La hantise d’une perte de l’hégémonie occidentale et d’une nouvelle domination de la Chine dans le monde global traverse tous ces revirements, dans un contexte où la dépendance de l’Europe n’a jamais été aussi visible et mise en scène de façon tragique, avec le manque de masques, de blouses jetables, de matières premières sanitaires indispensables. Pour porter un coup fatal à la Chine, l’hypothèse d’une mauvaise manipulation génomique à l’origine du virus a été émise, ce qui se vérifiera ou non dans le temps. L’OMS est dans cette optique accusée de complicité avec la Chine, à laquelle elle serait outrancièrement favorable, compte tenu du parcours de son directeur éthiopien (ex-communiste, communiste forever). En outre, l’aide de la Chine à l’Afrique est présentée comme uniquement intéressée dans le cadre d’une guerre d’influence, et l’humanitaire chinois en serait invalidé – sans que personne ne questionne pourtant les croisades humanitaires françaises, qui seraient par principe toutes guidées par le souci authentique des populations.

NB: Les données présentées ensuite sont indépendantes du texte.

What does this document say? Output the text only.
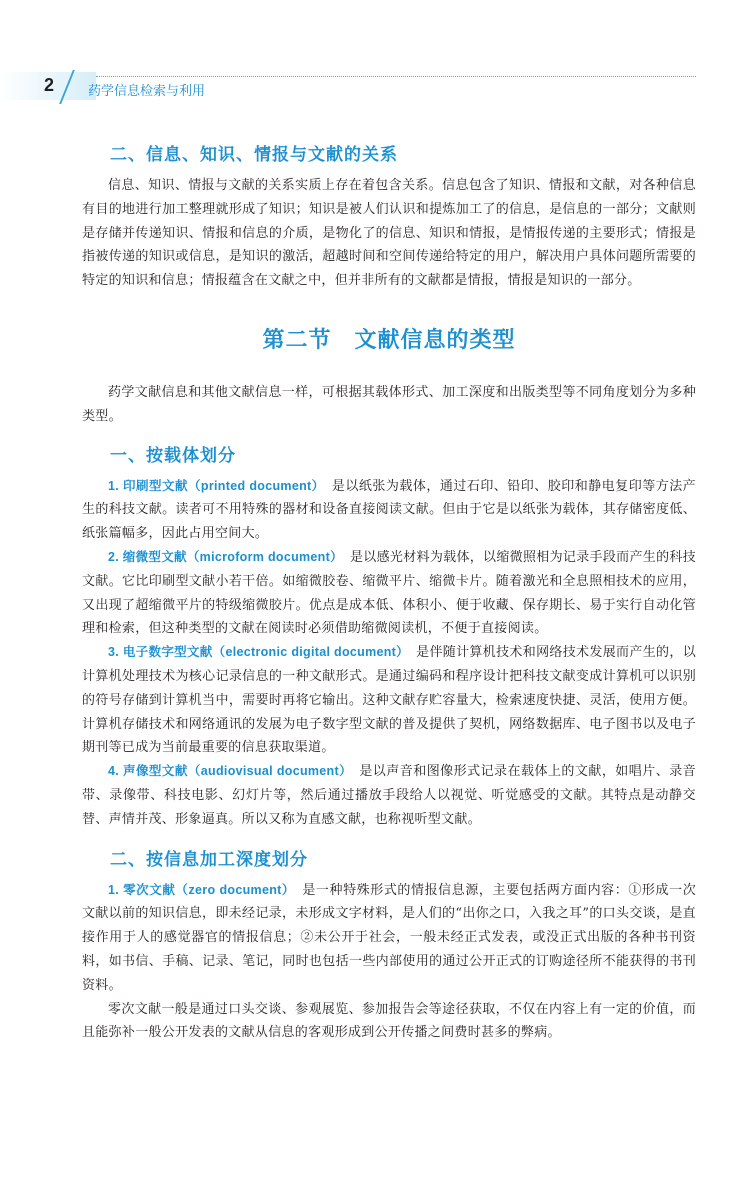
2	药学信息检索与利用
二、信息、知识、情报与文献的关系

信息、知识、情报与文献的关系实质上存在着包含关系。信息包含了知识、情报和文献，对各种信息有目的地进行加工整理就形成了知识；知识是被人们认识和提炼加工了的信息，是信息的一部分；文献则是存储并传递知识、情报和信息的介质，是物化了的信息、知识和情报，是情报传递的主要形式；情报是指被传递的知识或信息，是知识的激活，超越时间和空间传递给特定的用户，解决用户具体问题所需要的特定的知识和信息；情报蕴含在文献之中，但并非所有的文献都是情报，情报是知识的一部分。

第二节　文献信息的类型

药学文献信息和其他文献信息一样，可根据其载体形式、加工深度和出版类型等不同角度划分为多种类型。

一、按载体划分

1. 印刷型文献（printed document）　 是以纸张为载体，通过石印、铅印、胶印和静电复印等方法产生的科技文献。读者可不用特殊的器材和设备直接阅读文献。但由于它是以纸张为载体，其存储密度低、纸张篇幅多，因此占用空间大。

2. 缩微型文献（microform document）　 是以感光材料为载体，以缩微照相为记录手段而产生的科技文献。它比印刷型文献小若干倍。如缩微胶卷、缩微平片、缩微卡片。随着激光和全息照相技术的应用，又出现了超缩微平片的特级缩微胶片。优点是成本低、体积小、便于收藏、保存期长、易于实行自动化管理和检索，但这种类型的文献在阅读时必须借助缩微阅读机，不便于直接阅读。

3. 电子数字型文献（electronic digital document）　 是伴随计算机技术和网络技术发展而产生的，以计算机处理技术为核心记录信息的一种文献形式。是通过编码和程序设计把科技文献变成计算机可以识别的符号存储到计算机当中，需要时再将它输出。这种文献存贮容量大，检索速度快捷、灵活，使用方便。计算机存储技术和网络通讯的发展为电子数字型文献的普及提供了契机，网络数据库、电子图书以及电子期刊等已成为当前最重要的信息获取渠道。

4. 声像型文献（audiovisual document）　 是以声音和图像形式记录在载体上的文献，如唱片、录音带、录像带、科技电影、幻灯片等，然后通过播放手段给人以视觉、听觉感受的文献。其特点是动静交替、声情并茂、形象逼真。所以又称为直感文献，也称视听型文献。

二、按信息加工深度划分

1. 零次文献（zero document）　 是一种特殊形式的情报信息源，主要包括两方面内容：①形成一次文献以前的知识信息，即未经记录，未形成文字材料，是人们的“出你之口，入我之耳”的口头交谈，是直接作用于人的感觉器官的情报信息；②未公开于社会，一般未经正式发表，或没正式出版的各种书刊资料，如书信、手稿、记录、笔记，同时也包括一些内部使用的通过公开正式的订购途径所不能获得的书刊资料。

零次文献一般是通过口头交谈、参观展览、参加报告会等途径获取，不仅在内容上有一定的价值，而且能弥补一般公开发表的文献从信息的客观形成到公开传播之间费时甚多的弊病。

Certes les services de propagande chinois ont une grande expérience, mais qui oserait soutenir que l’aide humanitaire n’est pas toujours une arme politique et économique ? La morale démocratique est mise au service d’une angoisse dévorante de destitution de suprématie dans l’ordre global, refoulant la Chine vers une amoralité intrinsèque due au vieux spectre du totalitarisme – spectre qui postule naïvement que la volonté de l’État peut s’appliquer sans faille ni disruptions sur les populations entièrement soumises. Au contraire de cette fiction, les réseaux sociaux chinois ont montré la capacité critique et ironique des acteurs1, tout comme le journal de Wuhan de l’écrivaine Fang Fang, quotidiennement attaquée comme quelques-unes de ses collègues de l’université par une partie des internautes qui l’accusent de trahir et de salir la nation, voire de « racisme envers son peuple ».

Dans la matrice qui oppose autoritarisme et démocratie, les prophéties, toutes plus hasardeuses les unes que les autres, se multiplient, dont celle de Chantal Mouffe qui affirme, dans la défense d’un « juste » populisme de gauche : « en exacerbant les inégalités, la crise du coronavirus confirme l’épuisement du modèle néolibéral. En recréant des frontières politiques et en réaffirmant l’existence d’antagonismes, elle signale un retour du politique et donne une nouvelle dimension au moment populiste. Selon les forces sociales qui s’en saisiront et la manière dont elles construiront l’opposition nous/eux, cette pandémie peut déboucher sur des solutions autoritaires ou mener à une radicalisation des valeurs démocratiques2 ». En attendant la réalisation d’une telle vision, les dichotomies nous/eux n’ont jamais été aussi nombreuses, divisant les pays, les peuples, les classes sociales, même lorsqu’on prétend couvrir d’éloges les inférieurs, pénalisant partout celles et ceux qui sont déclarés étrangers, affaiblissant les solidarités, exaltant les appartenances.

[voir Guerres, Incendies]

1 Yann Moulier-Boutang et Monique Selim : « Leçons virales de Chine », Multitudes n78, 2020.

2 Chantal Mouffe, « Ce que Pierre Rosanvallon ne comprend pas », Le monde diplomatique, n794, mai 2020.